Argentina fires 15,000 civil servants: Huge protests and raids on institutions

Argentina announced today that it has cut 15,000 government jobs as part of new President Javier Miley's aggressive campaign to cut public spending, with sacked officials storming back into their jobs

by Sededin Dedovic
Argentina fires 15,000 civil servants: Huge protests and raids on institutions
© Marcelo Endelli / Getty Images

Today, Argentina found itself in the center of global media attention after announcing a plan to cut 15,000 jobs in state institutions. This decision is part of the aggressive campaign of new President Javier Miley to reduce public spending.

The dismissed officers gathered en masse at their former workplaces, some of them with drums, demanding the decision be reversed. This measure caused a wave of controversy, conflict and protest across Argentina. The libertarian government found itself in direct conflict with powerful unions and workers' anger.

Presidential spokesman Manuel Adorni announced the layoffs at a press conference, describing them as a key step in the reorganization of the public sector. "This is part of our efforts to reduce the costs of the state," Adorni told reporters.

He added that the dismissed officers "perhaps did not have clearly defined work tasks". Hundreds of those laid off, some of whom were notified of their layoffs last Wednesday, while others received their resignations several weeks ago, gathered today at their former workplaces in Buenos Aires and other cities.

Some beat the drums, claiming the layoffs were unfair and demanding a return to work. Despite the rain, a crowd of people wearing green T-shirts from the Association of State Employees (ATE), the largest union in the country, flooded the streets in front of the ministry buildings.

There was also a conflict when the police tried to force them out. "These layoffs have a face, people have families, they have real needs in this period of great change and poverty in Argentina," Mercedes Cabezas, general secretary of the ATE, told The Associated Press outside the Ministry of Labor.

According to her, the impact of this decision is enormous, especially since it is combined with the reduction of social programs, which results in an increase in poverty. Milei, a self-styled anarcho-capitalist, former television analyst and anti-establishment fighter, was elected in November amid his country's worst economic crisis in two decades.

He warned that the country is facing a 'difficult year', since Miley's plans 'require the population to be ready to go through painful reforms' During the campaign, Milei emphasized cutting the state apparatus, promising to stabilize Argentina's economy in the long term.

President of Argentina Javier Milei speaks to supporters outside the National Congress after his Inauguration Ceremony on Decemb© Marcelo Endelli / Getty Images

Determined to balance the budget, he slashed energy and transportation subsidies, halted public works, cut spending on local governments and devalued the peso by more than 50 percent to narrow the gap between the official exchange rate and the black market exchange rate.

Since taking office in December, the libertarian economist has moved quickly to reduce Argentina's fiscal deficit and deregulate the economy. However, this only fueled inflation, which is now making life even more difficult for Argentines than before Miley came to power.

Despite occasional clashes with the police, today's protests were largely peaceful.

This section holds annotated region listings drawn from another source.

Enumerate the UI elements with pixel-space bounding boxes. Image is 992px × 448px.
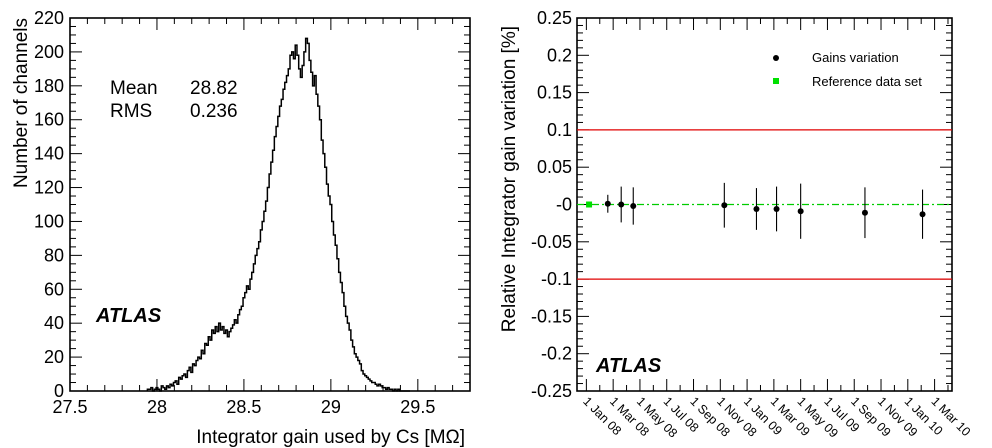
gains-point [630, 202, 637, 209]
variation-atlas-watermark: ATLAS [595, 355, 662, 377]
legend-gains-marker [773, 55, 779, 61]
histogram-y-tick-label: 60 [44, 279, 64, 299]
histogram-y-tick-label: 0 [54, 381, 64, 401]
histogram-x-tick-label: 29.5 [400, 397, 435, 417]
legend-gains-label: Gains variation [812, 50, 899, 65]
gains-point [797, 208, 804, 215]
histogram-x-tick-label: 28 [147, 397, 167, 417]
histogram-y-tick-label: 160 [34, 110, 64, 130]
variation-ticks [577, 17, 952, 392]
reference-point [586, 201, 593, 208]
histogram-y-axis-title: Number of channels [11, 18, 32, 188]
gains-point [919, 211, 926, 218]
gains-point [618, 201, 625, 208]
histogram-y-tick-label: 100 [34, 211, 64, 231]
variation-y-tick-label: 0.15 [537, 83, 572, 103]
stat-mean-label: Mean [110, 78, 158, 99]
histogram-panel: 27.5 28 28.5 29 29.5 0 20 40 60 80 100 120 140 160 180… [11, 8, 471, 448]
variation-y-tick-label: 0.05 [537, 157, 572, 177]
variation-y-tick-label: -0 [556, 195, 572, 215]
histogram-ticks [69, 17, 471, 392]
histogram-y-tick-label: 220 [34, 8, 64, 28]
variation-reference-lines [577, 129, 952, 280]
histogram-atlas-watermark: ATLAS [95, 305, 162, 327]
variation-y-tick-label: 0.25 [537, 8, 572, 28]
histogram-y-tick-label: 80 [44, 245, 64, 265]
gains-point [861, 209, 868, 216]
histogram-x-axis-title: Integrator gain used by Cs [MΩ] [196, 427, 465, 448]
stat-rms-label: RMS [110, 101, 152, 122]
histogram-y-tick-label: 140 [34, 144, 64, 164]
histogram-frame [69, 17, 471, 392]
histogram-y-tick-label: 20 [44, 347, 64, 367]
histogram-x-tick-label: 28.5 [226, 397, 261, 417]
histogram-line [146, 37, 410, 392]
variation-y-axis-title: Relative Integrator gain variation [%] [499, 26, 520, 332]
histogram-y-tick-label: 200 [34, 42, 64, 62]
gains-point [753, 205, 760, 212]
histogram-y-tick-label: 40 [44, 313, 64, 333]
stat-mean-value: 28.82 [190, 78, 238, 99]
histogram-x-tick-label: 29 [321, 397, 341, 417]
variation-y-tick-label: -0.2 [541, 344, 572, 364]
stat-rms-value: 0.236 [190, 101, 238, 122]
gains-point [721, 202, 728, 209]
variation-y-tick-label: 0.1 [547, 120, 572, 140]
variation-y-tick-label: -0.1 [541, 269, 572, 289]
variation-points [586, 182, 926, 239]
variation-panel: -0.25 -0.2 -0.15 -0.1 -0.05 -0 0.05 0.1 0.15 0.2 0… [499, 8, 973, 441]
legend-reference-label: Reference data set [812, 74, 922, 89]
histogram-y-tick-label: 180 [34, 76, 64, 96]
variation-y-tick-label: -0.25 [531, 381, 572, 401]
histogram-x-tick-label: 27.5 [52, 397, 87, 417]
gains-point [773, 205, 780, 212]
legend-reference-marker [773, 78, 779, 84]
variation-y-tick-label: -0.05 [531, 232, 572, 252]
variation-y-tick-label: -0.15 [531, 306, 572, 326]
variation-y-tick-label: 0.2 [547, 45, 572, 65]
gains-point [604, 200, 611, 207]
histogram-tick-labels: 27.5 28 28.5 29 29.5 0 20 40 60 80 100 120 140 160 180… [34, 8, 435, 417]
histogram-y-tick-label: 120 [34, 178, 64, 198]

Police were deployed throughout the city center, guided by the government's promise to crack down on demonstrations that disrupt regular life.

"Those who break into state buildings will bear the consequences," President Adorni's spokesman warned. However, the trade unionists acted undaunted, and some union officials announced a massive general strike. The fired workers promised to continue coming to their workplaces, and their representatives announced that "the fight has just begun." The reduction of jobs in the public sector caused a fierce reaction both among the workers themselves and among opposition politicians and non-governmental organizations.

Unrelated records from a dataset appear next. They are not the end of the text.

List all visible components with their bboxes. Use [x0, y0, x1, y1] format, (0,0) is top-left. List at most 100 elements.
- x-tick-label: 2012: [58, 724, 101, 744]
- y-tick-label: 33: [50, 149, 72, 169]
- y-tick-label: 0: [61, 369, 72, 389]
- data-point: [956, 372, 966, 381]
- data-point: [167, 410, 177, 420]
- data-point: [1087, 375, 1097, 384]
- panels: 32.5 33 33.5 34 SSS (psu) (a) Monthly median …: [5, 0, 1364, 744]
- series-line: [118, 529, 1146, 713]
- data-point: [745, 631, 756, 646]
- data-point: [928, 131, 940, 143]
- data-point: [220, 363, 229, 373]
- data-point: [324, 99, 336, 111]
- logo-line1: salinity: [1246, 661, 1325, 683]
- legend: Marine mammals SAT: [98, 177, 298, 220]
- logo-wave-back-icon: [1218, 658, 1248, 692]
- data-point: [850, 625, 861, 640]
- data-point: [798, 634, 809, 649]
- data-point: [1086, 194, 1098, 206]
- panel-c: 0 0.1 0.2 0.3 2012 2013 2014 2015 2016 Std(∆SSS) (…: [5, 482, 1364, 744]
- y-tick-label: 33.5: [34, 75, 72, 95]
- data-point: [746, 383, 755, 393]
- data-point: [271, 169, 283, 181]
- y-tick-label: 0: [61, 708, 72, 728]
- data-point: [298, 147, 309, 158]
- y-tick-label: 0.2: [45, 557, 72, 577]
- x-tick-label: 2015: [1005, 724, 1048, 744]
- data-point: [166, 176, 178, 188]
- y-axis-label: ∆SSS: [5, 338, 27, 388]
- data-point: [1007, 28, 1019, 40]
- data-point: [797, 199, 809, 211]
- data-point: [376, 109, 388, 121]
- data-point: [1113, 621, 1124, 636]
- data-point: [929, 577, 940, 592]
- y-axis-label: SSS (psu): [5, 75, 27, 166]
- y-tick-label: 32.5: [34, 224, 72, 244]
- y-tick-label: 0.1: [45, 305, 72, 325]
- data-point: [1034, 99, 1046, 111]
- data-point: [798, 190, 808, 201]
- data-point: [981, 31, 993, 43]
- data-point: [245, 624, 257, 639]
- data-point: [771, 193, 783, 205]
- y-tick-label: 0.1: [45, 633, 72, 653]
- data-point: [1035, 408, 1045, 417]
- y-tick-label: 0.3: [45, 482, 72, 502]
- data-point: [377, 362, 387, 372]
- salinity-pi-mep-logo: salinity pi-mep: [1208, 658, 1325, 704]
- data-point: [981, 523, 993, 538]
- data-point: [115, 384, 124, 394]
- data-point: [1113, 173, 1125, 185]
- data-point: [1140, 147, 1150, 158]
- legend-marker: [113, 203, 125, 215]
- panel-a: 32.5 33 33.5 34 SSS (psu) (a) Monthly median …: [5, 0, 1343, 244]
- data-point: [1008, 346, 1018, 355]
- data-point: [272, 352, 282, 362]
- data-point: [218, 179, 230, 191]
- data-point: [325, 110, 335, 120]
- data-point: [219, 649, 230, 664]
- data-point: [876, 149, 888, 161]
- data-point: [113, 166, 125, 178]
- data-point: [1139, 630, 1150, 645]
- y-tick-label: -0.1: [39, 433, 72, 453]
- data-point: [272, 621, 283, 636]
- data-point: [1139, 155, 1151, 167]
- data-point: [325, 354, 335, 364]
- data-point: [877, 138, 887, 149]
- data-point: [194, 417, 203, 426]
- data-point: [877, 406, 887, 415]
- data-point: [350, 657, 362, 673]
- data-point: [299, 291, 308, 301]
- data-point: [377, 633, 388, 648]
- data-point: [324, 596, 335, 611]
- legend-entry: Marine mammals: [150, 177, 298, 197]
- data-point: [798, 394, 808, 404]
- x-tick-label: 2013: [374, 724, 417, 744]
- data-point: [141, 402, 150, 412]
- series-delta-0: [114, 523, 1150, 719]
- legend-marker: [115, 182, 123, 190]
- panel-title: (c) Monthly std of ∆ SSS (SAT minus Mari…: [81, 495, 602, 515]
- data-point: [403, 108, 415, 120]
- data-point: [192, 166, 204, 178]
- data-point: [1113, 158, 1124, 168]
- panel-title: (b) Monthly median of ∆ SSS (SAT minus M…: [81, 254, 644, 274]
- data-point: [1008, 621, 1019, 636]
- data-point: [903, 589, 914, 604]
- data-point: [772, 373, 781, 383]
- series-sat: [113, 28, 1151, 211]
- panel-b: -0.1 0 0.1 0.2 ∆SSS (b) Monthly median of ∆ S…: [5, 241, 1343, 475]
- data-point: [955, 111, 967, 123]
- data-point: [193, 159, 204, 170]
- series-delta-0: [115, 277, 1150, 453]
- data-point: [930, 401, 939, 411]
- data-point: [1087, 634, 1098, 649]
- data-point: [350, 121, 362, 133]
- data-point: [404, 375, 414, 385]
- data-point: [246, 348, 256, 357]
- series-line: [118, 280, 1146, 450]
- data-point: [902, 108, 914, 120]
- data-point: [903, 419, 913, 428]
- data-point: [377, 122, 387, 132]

Critics of the policies of the Milei administration point out that this measure will further deepen economic inequalities and worsen the living conditions of already vulnerable groups. Some economists close to the regime support the government's moves, arguing they are necessary to stabilize Argentina's economy and attract foreign investment.

However, a strong bloc of people has formed in Argentina who warn that the measures will increase unemployment and poverty in the short term, and the protests have warned that it could cause social unrest and political instability.

However, the situation in the country is already boiling, and the reduction of the number of state bureaucracy will definitely have an impact on the political turmoil in Argentina, where no one has an absolute majority. Miley's party lacks a majority in both houses of Congress, which could block some of his fiscal measures, and powerful unions oppose his plans.

Analysts say the International Monetary Fund is likely to hold off on significant new funding for Argentina until Miley shows his reforms are sustainable. Despite the controversy and resistance, President Milei maintains that his economic policies will bring long-term benefits to the Argentine people.

However, as the country faces the challenges of economic crisis and social tension, it remains to be seen how the situation will develop further and whether Milei's administration will manage to overcome these challenges.